Snickerdoodles: A Group Exhibition
March 18 – April 16, 1994
Opening Reception: 6:00 pm – 8:00 pm, March 18, 1994
Artist Talk: 4:00 pm, March 19, 1994
Timothy Buckwalter’s drawings feature frozen naked images of romance and intrigue. Hijacked from 1950s illustrations, Buckwalter’s caustic re-presentations celebrate images of “complacency, stupidity, and repression.”
Didi Dunphy’s paintings are contemporary versions of historicized modernist forms. Taking pithy pokes at nostalgic ‘art forms’ such as tie-dye, spirograph and spin art, Dunphy’s paintings reflect the difficulty of creating in an age in which all original gesture has been commodified. Concerning her work Dunphy statesm “in romancing the gesture and tempting our bent towards nostalgia…I attempt to create works that combine seductive beauty with sharp wit, all of which interrogates the identity of painting.”
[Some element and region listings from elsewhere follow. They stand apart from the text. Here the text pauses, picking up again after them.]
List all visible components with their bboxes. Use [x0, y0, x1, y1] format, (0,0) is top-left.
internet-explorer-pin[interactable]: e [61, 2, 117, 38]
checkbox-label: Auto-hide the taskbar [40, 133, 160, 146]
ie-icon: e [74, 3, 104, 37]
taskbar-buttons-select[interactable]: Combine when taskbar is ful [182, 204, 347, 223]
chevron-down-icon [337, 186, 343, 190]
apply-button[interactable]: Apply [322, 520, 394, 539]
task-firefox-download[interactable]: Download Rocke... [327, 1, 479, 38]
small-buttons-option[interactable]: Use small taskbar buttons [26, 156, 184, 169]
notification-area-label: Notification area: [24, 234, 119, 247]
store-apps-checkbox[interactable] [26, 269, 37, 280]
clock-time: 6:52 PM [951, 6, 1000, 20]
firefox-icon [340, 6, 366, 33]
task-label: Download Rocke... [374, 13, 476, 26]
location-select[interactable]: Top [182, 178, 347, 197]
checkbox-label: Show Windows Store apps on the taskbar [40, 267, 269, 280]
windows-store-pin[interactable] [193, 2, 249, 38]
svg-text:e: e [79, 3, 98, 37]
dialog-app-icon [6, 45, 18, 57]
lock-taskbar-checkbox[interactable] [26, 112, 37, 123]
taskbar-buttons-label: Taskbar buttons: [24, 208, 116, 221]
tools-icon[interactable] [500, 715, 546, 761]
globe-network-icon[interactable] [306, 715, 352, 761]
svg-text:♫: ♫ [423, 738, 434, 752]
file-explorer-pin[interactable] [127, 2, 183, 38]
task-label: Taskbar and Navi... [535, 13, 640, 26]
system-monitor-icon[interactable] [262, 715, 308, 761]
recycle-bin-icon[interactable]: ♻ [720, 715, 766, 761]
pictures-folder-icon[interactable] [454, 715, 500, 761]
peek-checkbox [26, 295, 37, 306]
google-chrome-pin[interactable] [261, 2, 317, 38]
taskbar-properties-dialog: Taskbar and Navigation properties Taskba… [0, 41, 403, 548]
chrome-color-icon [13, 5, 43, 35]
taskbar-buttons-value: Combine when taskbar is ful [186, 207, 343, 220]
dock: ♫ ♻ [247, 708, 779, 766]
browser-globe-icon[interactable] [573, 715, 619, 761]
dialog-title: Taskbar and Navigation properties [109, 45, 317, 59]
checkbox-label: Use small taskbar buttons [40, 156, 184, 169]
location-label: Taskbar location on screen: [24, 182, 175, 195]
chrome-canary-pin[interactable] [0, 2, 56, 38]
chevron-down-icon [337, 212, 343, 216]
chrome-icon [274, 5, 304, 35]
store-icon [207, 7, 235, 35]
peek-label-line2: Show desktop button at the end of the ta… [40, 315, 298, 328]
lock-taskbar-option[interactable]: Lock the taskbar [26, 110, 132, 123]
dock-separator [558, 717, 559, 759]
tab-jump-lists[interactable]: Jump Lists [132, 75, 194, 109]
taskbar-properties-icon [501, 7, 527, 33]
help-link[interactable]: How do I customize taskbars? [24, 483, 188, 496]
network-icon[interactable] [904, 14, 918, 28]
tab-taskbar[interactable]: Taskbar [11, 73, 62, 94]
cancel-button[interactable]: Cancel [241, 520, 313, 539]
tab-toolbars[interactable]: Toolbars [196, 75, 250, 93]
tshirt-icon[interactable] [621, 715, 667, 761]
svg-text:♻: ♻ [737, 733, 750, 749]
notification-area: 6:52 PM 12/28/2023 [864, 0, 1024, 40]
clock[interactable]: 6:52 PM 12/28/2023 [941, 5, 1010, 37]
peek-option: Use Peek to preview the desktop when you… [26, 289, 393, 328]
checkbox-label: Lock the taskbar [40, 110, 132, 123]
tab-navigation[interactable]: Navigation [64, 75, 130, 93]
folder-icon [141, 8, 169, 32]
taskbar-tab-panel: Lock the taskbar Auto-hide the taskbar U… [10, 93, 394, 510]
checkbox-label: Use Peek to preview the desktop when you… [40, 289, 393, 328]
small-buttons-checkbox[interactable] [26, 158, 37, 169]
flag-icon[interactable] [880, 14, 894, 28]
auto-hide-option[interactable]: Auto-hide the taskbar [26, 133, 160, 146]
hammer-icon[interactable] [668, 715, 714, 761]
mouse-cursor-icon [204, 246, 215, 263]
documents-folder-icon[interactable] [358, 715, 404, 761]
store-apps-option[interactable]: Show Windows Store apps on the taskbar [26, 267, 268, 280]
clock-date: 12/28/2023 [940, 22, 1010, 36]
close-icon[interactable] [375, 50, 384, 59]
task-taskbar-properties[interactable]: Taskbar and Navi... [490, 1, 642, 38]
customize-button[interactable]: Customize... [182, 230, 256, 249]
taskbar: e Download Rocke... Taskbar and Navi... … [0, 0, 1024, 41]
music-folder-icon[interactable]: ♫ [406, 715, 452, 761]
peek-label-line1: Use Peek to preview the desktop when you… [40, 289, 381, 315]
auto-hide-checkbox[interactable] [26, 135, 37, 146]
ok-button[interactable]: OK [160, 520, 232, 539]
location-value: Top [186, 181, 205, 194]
Bruce Hogeland’s drawings show his affinity for noir, 50s pulp novels and human melodrama. Seeking to “release the possibility of viewing our human dramas with both irony and affection,” Hogeland deconstructs images from other eras and belief systems, such as 1950s pulp novels, and recombines them to create ironic ambiguities and inconsistencies.
Excess, decadence and Bundt cake describes the sticky-sweet work of Mike Terry, Terry’s mordant paintings celebrate seduction, desire, over-indulgence and guilt. The perverse emotional recipe that accompanies those tasty treats lingers over his work like a dieter’s post-binge nightmare.
New York artist Cindy Workman’s mixed media series “True Love” addresses the timeless notions of love and romance. Exuding optimism and wit, Workman contrasts images, culled from 1950s comic books, against white patent leather backgrounds.